Tereza Sacchet, cientista política/USP

Tais constatações se conectam com dados de outra pesquisa, desta vez, do Consórcio Bertha Lutz, que analiza o financiamento das campanhas às eleições proporcionais – para deputados estadual e federal. A cientista política Tereza Sacchet, da USP, é uma das participantes do levantamento, que está em fase de análise. Os números apontam que as mulheres recebem menos da metade do dinheiro que é designado pelos partidos aos candidatos homens, e isso inclui os partidos de esquerda.

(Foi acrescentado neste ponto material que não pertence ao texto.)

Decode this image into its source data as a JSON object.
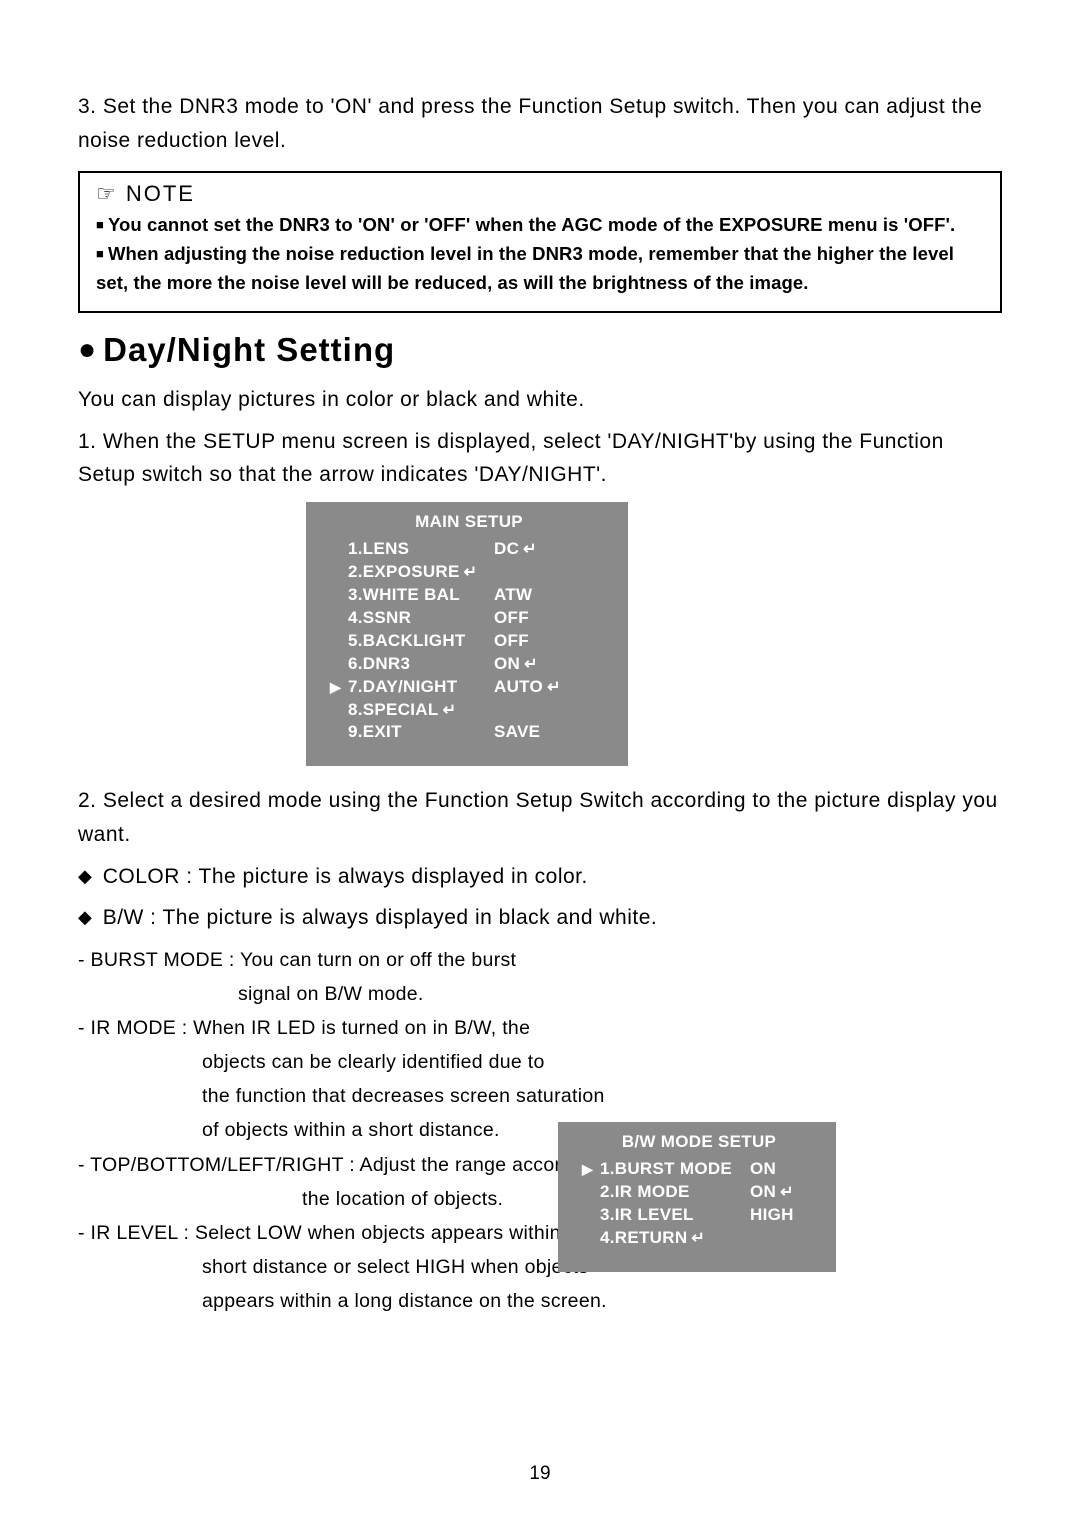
{
  "step3": "3. Set the DNR3 mode to 'ON' and press the Function Setup switch. Then you can adjust the noise reduction level.",
  "note": {
    "title": "☞  NOTE",
    "lines": [
      "You cannot set the DNR3 to 'ON' or 'OFF' when the AGC mode of the EXPOSURE menu is 'OFF'.",
      "When adjusting the noise reduction level in the DNR3 mode, remember that the higher the level set, the more the noise level will be reduced, as will the brightness of the image."
    ]
  },
  "section_title": "Day/Night Setting",
  "intro": "You can display pictures in color or black and white.",
  "step1": "1. When the SETUP menu screen is displayed, select 'DAY/NIGHT'by using the Function Setup switch so that the arrow indicates 'DAY/NIGHT'.",
  "main_menu": {
    "title": "MAIN SETUP",
    "items": [
      {
        "cursor": "",
        "label": "1.LENS",
        "value": "DC",
        "enter": true
      },
      {
        "cursor": "",
        "label": "2.EXPOSURE",
        "value": "",
        "enter": true,
        "enter_on_label": true
      },
      {
        "cursor": "",
        "label": "3.WHITE BAL",
        "value": "ATW",
        "enter": false
      },
      {
        "cursor": "",
        "label": "4.SSNR",
        "value": "OFF",
        "enter": false
      },
      {
        "cursor": "",
        "label": "5.BACKLIGHT",
        "value": "OFF",
        "enter": false
      },
      {
        "cursor": "",
        "label": "6.DNR3",
        "value": "ON",
        "enter": true
      },
      {
        "cursor": "▶",
        "label": "7.DAY/NIGHT",
        "value": "AUTO",
        "enter": true
      },
      {
        "cursor": "",
        "label": "8.SPECIAL",
        "value": "",
        "enter": true,
        "enter_on_label": true
      },
      {
        "cursor": "",
        "label": "9.EXIT",
        "value": "SAVE",
        "enter": false
      }
    ]
  },
  "step2": "2. Select a desired mode using the Function Setup Switch according to the picture display you want.",
  "modes": {
    "color": "COLOR : The picture is always displayed in color.",
    "bw": "B/W : The picture is always displayed in black and white.",
    "burst_l1": "- BURST MODE : You can turn on or off the burst",
    "burst_l2": "signal on B/W mode.",
    "ir_l1": "- IR MODE : When IR LED is turned on in B/W, the",
    "ir_l2": "objects can be clearly identified due to",
    "ir_l3": "the function that decreases screen saturation",
    "ir_l4": "of objects within a short distance.",
    "tblr_l1": "- TOP/BOTTOM/LEFT/RIGHT : Adjust the range according to",
    "tblr_l2": "the location of objects.",
    "irlvl_l1": "- IR LEVEL : Select LOW when objects appears within a",
    "irlvl_l2": "short distance or select HIGH when objects",
    "irlvl_l3": "appears within a long distance on the screen."
  },
  "bw_menu": {
    "title": "B/W MODE SETUP",
    "items": [
      {
        "cursor": "▶",
        "label": "1.BURST MODE",
        "value": "ON",
        "enter": false
      },
      {
        "cursor": "",
        "label": "2.IR MODE",
        "value": "ON",
        "enter": true
      },
      {
        "cursor": "",
        "label": "3.IR LEVEL",
        "value": "HIGH",
        "enter": false
      },
      {
        "cursor": "",
        "label": "4.RETURN",
        "value": "",
        "enter": true,
        "enter_on_label": true
      }
    ]
  },
  "page_number": "19",
  "colors": {
    "menu_bg": "#8a8a8a",
    "menu_fg": "#ffffff",
    "page_bg": "#ffffff",
    "text": "#000000"
  }
}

Sacchet constata que “as mulheres têm menos história política do que os homens, o dinheiro para elas ainda é mais importante. Para ter as mesmas chances de sucesso, elas precisam gastar mais”. Lembra, ainda, que o Brasil tem apenas 8,8% de mulheres eleitas para o parlamento. Dentre todos os países da América Latina, só não perde para o Panamá. A Argentina e a Costa Rica têm 38%. “Sem dinheiro, não vamos conseguir fazer com que mais mulheres vençam as eleições”, acredita.

Tatau Godinho, Marcha Mundial de Mulheres

A pauta das feministas e do movimento de mulheres aponta caminhos de solução. Há, pelo menos, dois temas centrais: democracia dos meios de comunicação, sobretudo na radiodifusão, que são concessões públicas; e reforma política que promova transparência no sistema partidário. Em miúdos: lista de candidatos pré-ordenada, financiamento público de campanha e barateamento  do custo, através do contorno das regras da política.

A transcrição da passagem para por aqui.